A subtle point is the jump when there are no active intervals. Without it, the algorithm may unnecessarily iterate through huge gaps up to $10^9$, causing timeout. The jump preserves correctness because no interval can be assigned within that gap anyway.
Worked Examples
Sample 1
Input:
3
1 2
2 3
3 3
| Step | x | Active intervals (r values) | Chosen r | Result |
|---|---|---|---|---|
| 1 | 1 | [2] | 2 | assign |
| 2 | 2 | [3,3] | 3 | assign |
| 3 | 3 | [3] | 3 | assign |
All intervals are matched exactly once, so the assignment succeeds.
This trace shows how the heap always picks the tightest constraint, but feasibility is maintained because each interval has enough slack.
Sample 2
Input:
4
1 2
2 3
3 3
1 4
| Step | x | Active intervals (r values) | Chosen r | Result |
|---|---|---|---|---|
| 1 | 1 | [2,4] | 2 | assign |
| 2 | 2 | [3,4] | 3 | assign |
| 3 | 3 | [3,4] | 3 | assign |
| 4 | 4 | [4] | 4 | assign |
All intervals can be assigned distinct positions.

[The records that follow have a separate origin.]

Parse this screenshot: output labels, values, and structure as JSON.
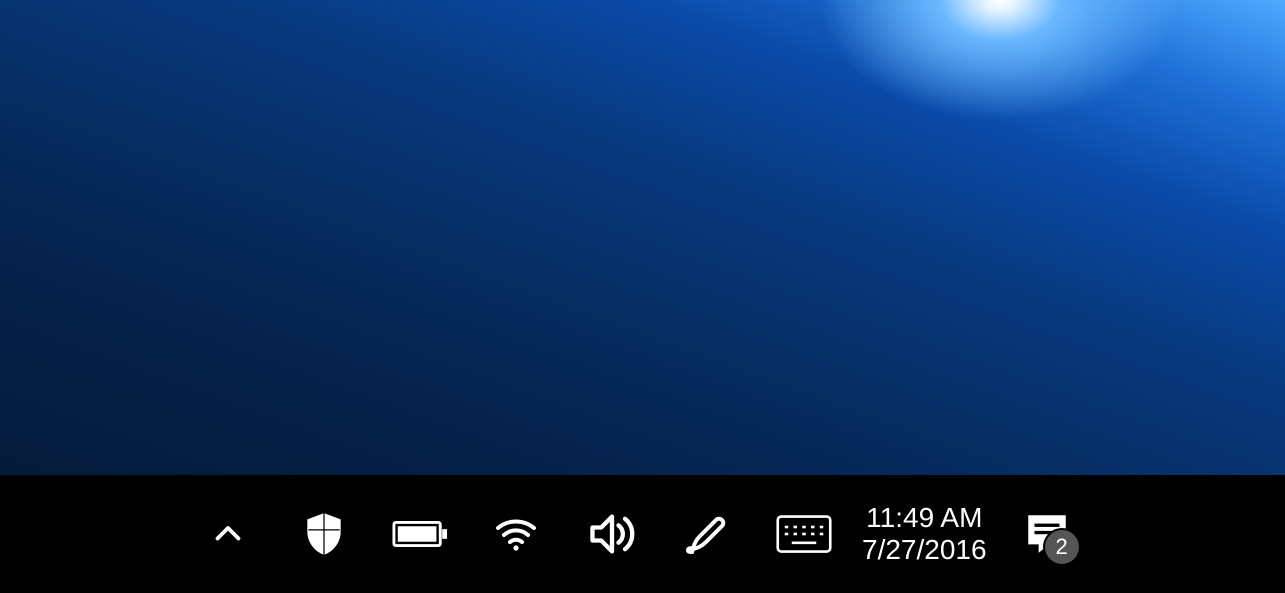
{
  "desktop": {
    "name": "windows-desktop"
  },
  "taskbar": {
    "tray_items": [
      {
        "name": "show-hidden-icons",
        "icon": "chevron-up-icon"
      },
      {
        "name": "windows-defender",
        "icon": "shield-icon"
      },
      {
        "name": "battery",
        "icon": "battery-icon"
      },
      {
        "name": "wifi",
        "icon": "wifi-icon"
      },
      {
        "name": "volume",
        "icon": "speaker-icon"
      },
      {
        "name": "pen-ink",
        "icon": "pen-icon"
      },
      {
        "name": "touch-keyboard",
        "icon": "keyboard-icon"
      }
    ],
    "clock": {
      "time": "11:49 AM",
      "date": "7/27/2016"
    },
    "action_center": {
      "name": "action-center",
      "icon": "notification-icon",
      "badge": "2"
    }
  }
}
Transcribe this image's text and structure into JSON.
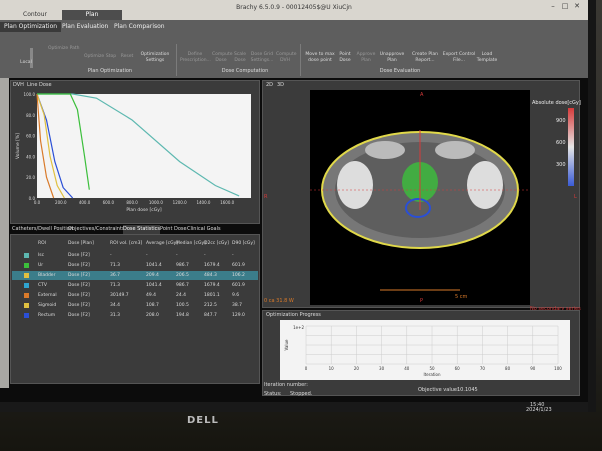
{
  "window": {
    "title": "Brachy 6.5.0.9 - 00012405$@U XiuCjn",
    "top_tabs": [
      "Contour",
      "Plan"
    ],
    "active_top_tab": "Plan"
  },
  "ribbon": {
    "tabs": [
      "Plan Optimization",
      "Plan Evaluation",
      "Plan Comparison"
    ],
    "active_tab": "Plan Optimization",
    "left_group": {
      "checkbox": "Optimize Path",
      "slider_label": "Local",
      "buttons": [
        "Optimize",
        "Stop",
        "Reset",
        "Optimization Settings"
      ],
      "group_label": "Plan Optimization"
    },
    "dose_computation": {
      "buttons": [
        "Define Prescription...",
        "Compute Dose",
        "Scale Dose",
        "Dose Grid Settings...",
        "Compute DVH"
      ],
      "group_label": "Dose Computation"
    },
    "dose_evaluation": {
      "buttons": [
        "Move to max dose point",
        "Point Dose",
        "Approve Plan",
        "Unapprove Plan",
        "Create Plan Report...",
        "Export Control File...",
        "Load Template"
      ],
      "group_label": "Dose Evaluation"
    }
  },
  "dvh_panel": {
    "tabs": [
      "DVH",
      "Line Dose"
    ],
    "ylabel": "Volume [%]",
    "xlabel": "Plan dose [cGy]"
  },
  "chart_data": {
    "type": "line",
    "xlabel": "Plan dose [cGy]",
    "ylabel": "Volume [%]",
    "xlim": [
      0,
      1800
    ],
    "ylim": [
      0,
      100
    ],
    "x_ticks": [
      "0.0",
      "200.0",
      "400.0",
      "600.0",
      "800.0",
      "1000.0",
      "1200.0",
      "1400.0",
      "1600.0"
    ],
    "y_ticks": [
      "0.0",
      "20.0",
      "40.0",
      "60.0",
      "80.0",
      "100.0"
    ],
    "series": [
      {
        "name": "Bladder",
        "color": "#5db8b0",
        "x": [
          0,
          300,
          500,
          800,
          1200,
          1500,
          1700
        ],
        "y": [
          100,
          100,
          96,
          75,
          35,
          12,
          2
        ]
      },
      {
        "name": "Rectum",
        "color": "#2a4fd6",
        "x": [
          0,
          80,
          150,
          220,
          300
        ],
        "y": [
          100,
          75,
          35,
          10,
          0
        ]
      },
      {
        "name": "Sigmoid",
        "color": "#e0c040",
        "x": [
          0,
          60,
          110,
          170,
          230
        ],
        "y": [
          100,
          80,
          40,
          12,
          0
        ]
      },
      {
        "name": "External",
        "color": "#d97a2a",
        "x": [
          0,
          30,
          80,
          140
        ],
        "y": [
          100,
          55,
          20,
          0
        ]
      },
      {
        "name": "CTV",
        "color": "#3bbf3b",
        "x": [
          0,
          280,
          340,
          400,
          440
        ],
        "y": [
          100,
          100,
          85,
          40,
          8
        ]
      }
    ]
  },
  "image_panel": {
    "tabs": [
      "2D",
      "3D"
    ],
    "orientation_labels": [
      "A",
      "P",
      "R",
      "L"
    ],
    "scale_label": "5 cm",
    "legend_title": "Absolute dose[cGy]",
    "legend_values": [
      "900",
      "600",
      "300"
    ],
    "bottom_left": "0 ca 31.8 W",
    "bottom_right": "No secondary series"
  },
  "table_panel": {
    "tabs": [
      "Catheters/Dwell Position",
      "Objectives/Constraints",
      "Dose Statistics",
      "Point Dose",
      "Clinical Goals"
    ],
    "active_tab": "Dose Statistics",
    "columns": [
      "ROI",
      "Dose [Plan]",
      "ROI vol. [cm3]",
      "Average [cGy]",
      "Median [cGy]",
      "D2cc [cGy]",
      "D90 [cGy]"
    ],
    "rows": [
      {
        "color": "#5db8b0",
        "roi": "lsc",
        "dose": "Dose [F2]",
        "vol": "-",
        "avg": "-",
        "med": "-",
        "d2": "-",
        "d90": "-"
      },
      {
        "color": "#3bbf3b",
        "roi": "Ur",
        "dose": "Dose [F2]",
        "vol": "71.3",
        "avg": "1041.4",
        "med": "986.7",
        "d2": "1679.4",
        "d90": "601.9"
      },
      {
        "color": "#e0c040",
        "roi": "Bladder",
        "dose": "Dose [F2]",
        "vol": "36.7",
        "avg": "209.4",
        "med": "206.5",
        "d2": "484.3",
        "d90": "106.2"
      },
      {
        "color": "#2fa4d0",
        "roi": "CTV",
        "dose": "Dose [F2]",
        "vol": "71.3",
        "avg": "1041.4",
        "med": "986.7",
        "d2": "1679.4",
        "d90": "601.9"
      },
      {
        "color": "#d97a2a",
        "roi": "External",
        "dose": "Dose [F2]",
        "vol": "30149.7",
        "avg": "49.4",
        "med": "24.4",
        "d2": "1801.1",
        "d90": "9.6"
      },
      {
        "color": "#e0c040",
        "roi": "Sigmoid",
        "dose": "Dose [F2]",
        "vol": "34.4",
        "avg": "108.7",
        "med": "100.5",
        "d2": "212.5",
        "d90": "38.7"
      },
      {
        "color": "#2a4fd6",
        "roi": "Rectum",
        "dose": "Dose [F2]",
        "vol": "31.3",
        "avg": "208.0",
        "med": "194.8",
        "d2": "847.7",
        "d90": "129.0"
      }
    ]
  },
  "optimization_progress": {
    "title": "Optimization Progress",
    "ylabel": "Value",
    "xlabel": "Iteration",
    "x_ticks": [
      "0",
      "10",
      "20",
      "30",
      "40",
      "50",
      "60",
      "70",
      "80",
      "90",
      "100"
    ],
    "y_top": "1e+2",
    "iteration_label": "Iteration number:",
    "iteration_value": "",
    "objective_label": "Objective value:",
    "objective_value": "10.1045",
    "status_label": "Status:",
    "status_value": "Stopped."
  },
  "taskbar": {
    "time": "15:40",
    "date": "2024/1/23"
  },
  "brand": "DELL"
}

This demonstrates that even though the long interval $[1,4]$ exists, it does not interfere with feasibility because tighter intervals are prioritized first.
Complexity Analysis
| Measure | Complexity | Explanation |
|---|---|---|
| Time | $O(N \log N)$ per test case | sorting plus each interval pushed and popped once from heap |
| Space | $O(N)$ | heap and storage for intervals |
The total $N$ across test cases is bounded by $2 \cdot 10^5$, so the solution runs comfortably within limits. The logarithmic factor from heap operations remains small enough for Python.
Test Cases
import sys, io
def run(inp: str) -> str:
sys.stdin = io.StringIO(inp)
from sys import stdout
import contextlib
out = io.StringIO()
with contextlib.redirect_stdout(out):
solve()
return out.getvalue().strip()
# sample 1
assert run("""2
3
1 2
2 3
3 3
5
1 2
2 3
3 3
1 3
999999999 1000000000
""") == """Yes
No"""
# sample 2
assert run("""1
4
1 2
2 3
3 3
1 4
""") == "Yes"
# minimum case
assert run("""1
1
5 5
""") == "Yes"
# impossible small overlap
assert run("""1
2
1 1
1 1
""") == "No"
# disjoint intervals
assert run("""1
3
1 1
3 3
2 2
""") == "Yes"
# large gap test
assert run("""1
3
100 100
1 1
200 200
""") == "Yes"
| Test input | Expected output | What it validates |
|---|---|---|
| single point interval | Yes | minimal correctness |
| identical tight intervals | No | collision detection |
| disjoint order shuffle | Yes | ordering robustness |
| sparse large gaps | Yes | correctness across jumps |
Edge Cases
A first edge case is when all intervals collapse to single points. For input $[1,1], [1,1]$, the heap contains only a single valid assignment at $x=1$, and the second interval fails immediately because no second position is available.
Another case is when intervals are widely separated. For $[1,1], [100,100], [200,200]$, the algorithm repeatedly jumps x to the next available left endpoint. Each interval is isolated, so heap emptiness triggers correct skipping without wasting iterations.
A final case is heavy overlap such as $[1,10]$ repeated many times. The heap grows with all intervals, and the algorithm assigns consecutive integers starting from 1. If the number of intervals exceeds the length of the union of ranges, the heap eventually produces an interval with $r < x$, causing rejection exactly when capacity is exhausted.